A Polícia Civil deflagrou, nesta quarta-feira (26), em Sorriso/MT, a Operação Pátio Paralelo, contra um grupo investigado por desvio de veículos, fraudes em negociações comerciais, associação criminosa e lavagem de dinheiro. Segundo as investigações, os suspeitos movimentaram aproximadamente R$ 50 milhões em apenas um ano.
Além da concessionária apontada como principal vítima, a investigação identificou, até o momento, entre 15 e 20 clientes que também teriam sido vítimas do esquema.
O prejuízo diretamente comprovado já ultrapassa R$ 2 milhões, mas o valor pode aumentar com o avanço das apurações e a identificação de novas vítimas. A investigação começou após a Delegacia Municipal de Sorriso/MT, por meio do Núcleo de Combate ao Crime de Estelionato e Lavagem de Dinheiro, identificar inconsistências financeiras e comerciais em operações realizadas dentro de uma concessionária do município.
De acordo com a Polícia Civil, os investigados teriam usado a estrutura e a credibilidade da empresa para captar clientes durante cerca de um ano.
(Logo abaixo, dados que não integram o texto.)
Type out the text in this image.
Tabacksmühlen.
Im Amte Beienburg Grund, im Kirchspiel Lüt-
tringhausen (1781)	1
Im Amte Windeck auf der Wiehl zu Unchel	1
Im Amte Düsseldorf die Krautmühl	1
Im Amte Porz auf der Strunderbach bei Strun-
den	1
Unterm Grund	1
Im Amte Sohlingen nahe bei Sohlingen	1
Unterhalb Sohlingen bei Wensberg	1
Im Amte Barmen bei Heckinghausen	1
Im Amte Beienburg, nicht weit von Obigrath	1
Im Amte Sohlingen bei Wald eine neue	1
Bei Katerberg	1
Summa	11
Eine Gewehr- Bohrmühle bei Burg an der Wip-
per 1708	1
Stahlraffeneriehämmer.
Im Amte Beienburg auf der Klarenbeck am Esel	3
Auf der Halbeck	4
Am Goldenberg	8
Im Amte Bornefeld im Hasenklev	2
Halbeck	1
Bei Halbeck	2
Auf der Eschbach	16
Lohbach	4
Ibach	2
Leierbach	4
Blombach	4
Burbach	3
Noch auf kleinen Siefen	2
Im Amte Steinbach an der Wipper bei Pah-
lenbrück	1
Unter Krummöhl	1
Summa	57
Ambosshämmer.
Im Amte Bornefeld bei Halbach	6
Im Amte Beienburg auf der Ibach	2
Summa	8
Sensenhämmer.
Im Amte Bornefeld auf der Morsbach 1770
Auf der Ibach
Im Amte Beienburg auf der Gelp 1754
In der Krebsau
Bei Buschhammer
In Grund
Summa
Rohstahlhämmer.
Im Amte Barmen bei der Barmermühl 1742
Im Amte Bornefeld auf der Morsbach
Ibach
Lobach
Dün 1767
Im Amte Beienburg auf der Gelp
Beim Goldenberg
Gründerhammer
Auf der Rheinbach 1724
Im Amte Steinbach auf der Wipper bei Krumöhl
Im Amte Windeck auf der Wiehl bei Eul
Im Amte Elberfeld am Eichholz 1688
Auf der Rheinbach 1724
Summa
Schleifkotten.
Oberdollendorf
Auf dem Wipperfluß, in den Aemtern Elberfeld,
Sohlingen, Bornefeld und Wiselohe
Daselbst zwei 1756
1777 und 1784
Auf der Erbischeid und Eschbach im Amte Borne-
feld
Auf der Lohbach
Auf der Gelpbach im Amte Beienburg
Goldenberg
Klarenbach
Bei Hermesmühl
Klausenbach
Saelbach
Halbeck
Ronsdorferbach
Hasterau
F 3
O esquema envolvia principalmente veículos usados entregues como parte do pagamento na compra de carros novos.
Os clientes entregavam os veículos usados para serem abatidos do valor de entrada, mas, segundo a investigação, os automóveis eram desviados para outras garagens ligadas ao grupo e não tinham o valor descontado da negociação, como havia sido combinado.
Além dos veículos, os suspeitos também teriam desviado valores pagos pelos clientes. O dinheiro era direcionado para contas bancárias de pessoas físicas, terceiros e empresas ligadas aos investigados. A Polícia Civil aponta que empresas e contas bancárias teriam sido utilizadas para movimentar os recursos e dar aparência de legalidade ao dinheiro obtido por meio das fraudes.
Mais de 20 ordens
Para a operação, a Justiça expediu mais de 20 ordens judiciais, entre elas um mandado de prisão preventiva, sete de busca e apreensão, nove determinações de quebra de sigilo bancário e cinco ordens de bloqueio de ativos financeiros.
Também foi determinado o afastamento dos sigilos bancário, fiscal e telemático dos investigados. A medida permitirá aos investigadores reconstruir o caminho percorrido pelo dinheiro, identificar a origem e o destino dos recursos e analisar comunicações e dispositivos utilizados no suposto esquema.
Durante as buscas, poderão ser apreendidos celulares, computadores, notebooks, tablets, HDs, pendrives, cartões de memória, documentos, contratos, comprovantes de transferências, registros financeiros e veículos relacionados aos fatos investigados.
A Justiça determinou ainda o bloqueio de ativos, sequestro de bens e indisponibilidade patrimonial de até R$ 2 milhões, além do sequestro de veículos eventualmente encontrados durante o cumprimento das ordens e que tenham relação com os crimes investigados.
Uma das investigadas teve a prisão preventiva decretada e é apontada como peça central na operacionalização do esquema. Conforme a decisão judicial, ela teria atuado na captação de clientes, condução das negociações, recebimento dos veículos, direcionamento dos pagamentos e movimentação dos recursos.
Pátio paralelo
O nome da operação faz referência ao destino dado aos veículos entregues pelos clientes. Em vez de seguirem o fluxo comercial normal da concessionária, os automóveis seriam encaminhados para um “circuito paralelo”, envolvendo terceiros e empresas relacionadas aos investigados.
As investigações continuam para identificar o destino final dos aproximadamente R$ 50 milhões movimentados, além dos veículos desviados, e verificar a participação de outras pessoas físicas e jurídicas no esquema.